Ministry rues poor investment in urban infrastructure, housing

Kathmandu, February 10

Deficiency of urban infrastructure in Nepal is highlighted by the situation of water supply, sanitation, solid waste management, housing, transport and energy, says the Ministry of Urban Development.

Ecological disparity is evident in case of access to piped water supply. According to National Urban Development Strategy published by the MoUD, only 32.9 per cent of households have access to piped water supply in urban Tarai as compared to 81.2 per cent of households in urban hill as of 2017. However, quality and quantity of drinking water is insufficient in all urban regions.

“In order to improve the situation of water supply and sanitation within one year, per capita expenditure of Rs 3,500 is required, amounting to Rs 75 billion annually. The condition of sanitation system and solid waste management are also critical. Only 56.1 per cent of urban households have access to sanitation system with 88.2 per cent households having access to toilets,” it reads. Likewise, only six municipalities have sanitary landfill sites and only five practice controlled waste dumping.

The strategy warned that increasing squatter settlements and lack of affordable housing was the major concern for urban housing sector, which is evident in the growing percentage of squatter settlements in urban areas. Inadequate and inefficient transport infrastructure is the key concern of urban transport. The average road density of urban areas is 3.26 km/sq km, which is quite low and relatively low road coverage show the rural extent of most municipalities.

According to the strategy, the present condition of national energy crisis is apparent and exaggerated in the urban area.
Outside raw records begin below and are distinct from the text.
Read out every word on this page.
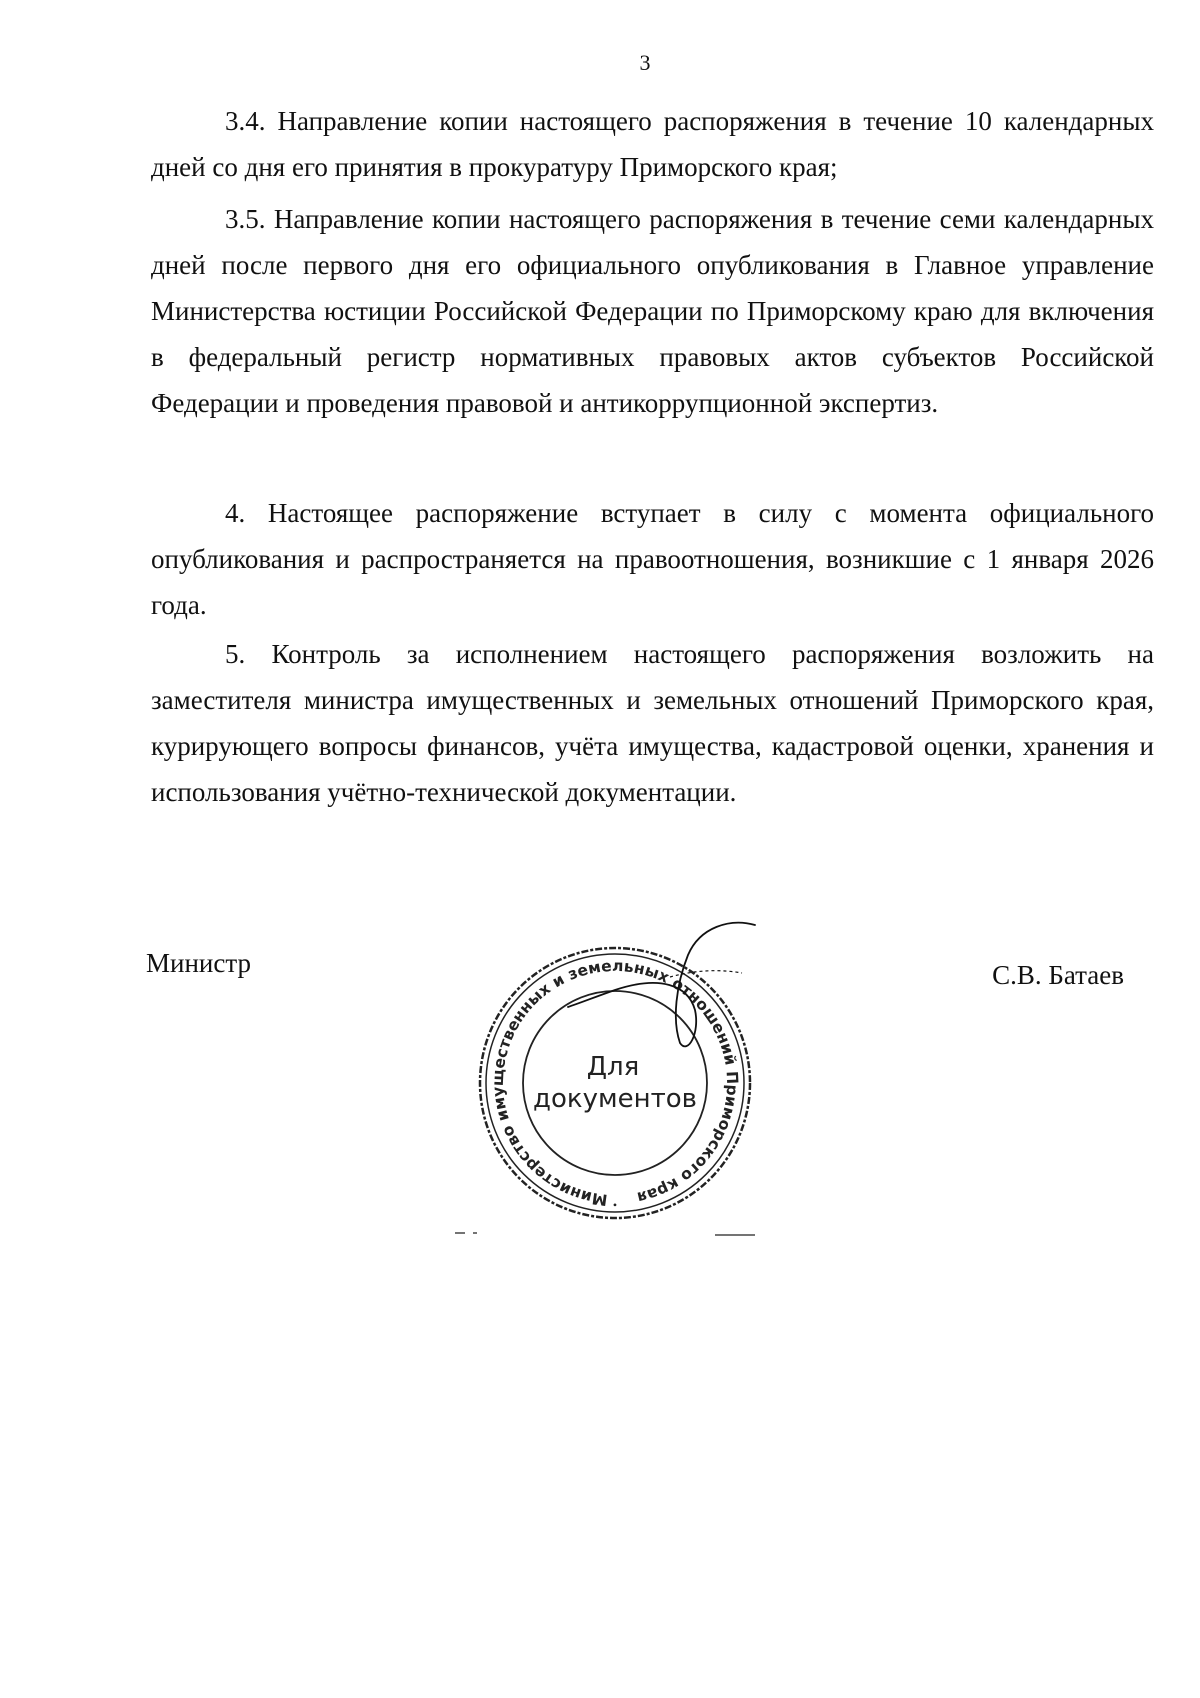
3
3.4. Направление копии настоящего распоряжения в течение 10 календарных дней со дня его принятия в прокуратуру Приморского края;
3.5. Направление копии настоящего распоряжения в течение семи календарных дней после первого дня его официального опубликования в Главное управление Министерства юстиции Российской Федерации по Приморскому краю для включения в федеральный регистр нормативных правовых актов субъектов Российской Федерации и проведения правовой и антикоррупционной экспертиз.
4. Настоящее распоряжение вступает в силу с момента официального опубликования и распространяется на правоотношения, возникшие с 1 января 2026 года.
5. Контроль за исполнением настоящего распоряжения возложить на заместителя министра имущественных и земельных отношений Приморского края, курирующего вопросы финансов, учёта имущества, кадастровой оценки, хранения и использования учётно-технической документации.
Министр	С.В. Батаев
Министерство имущественных и земельных отношений Приморского края
•
Для
документов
The demand of electricity is the highest in urban and industrial corridors, with annual rate of increment of 9 per cent.

Analysis of urban environmental condition also highlights the critical condition of urban areas in terms of physical, natural, and social environment. The existing Urban Environment Management Guidelines can be a strong document to address environment issues in urban areas, but like any other documents it falls short in implementation, the strategy says.

The municipalities lack institutional capacity, proper planning and funding mechanisms to manage urban environment that includes coping with disasters, providing safety and security,enhancing socio-cultural like, and preservation of open spaces, among others.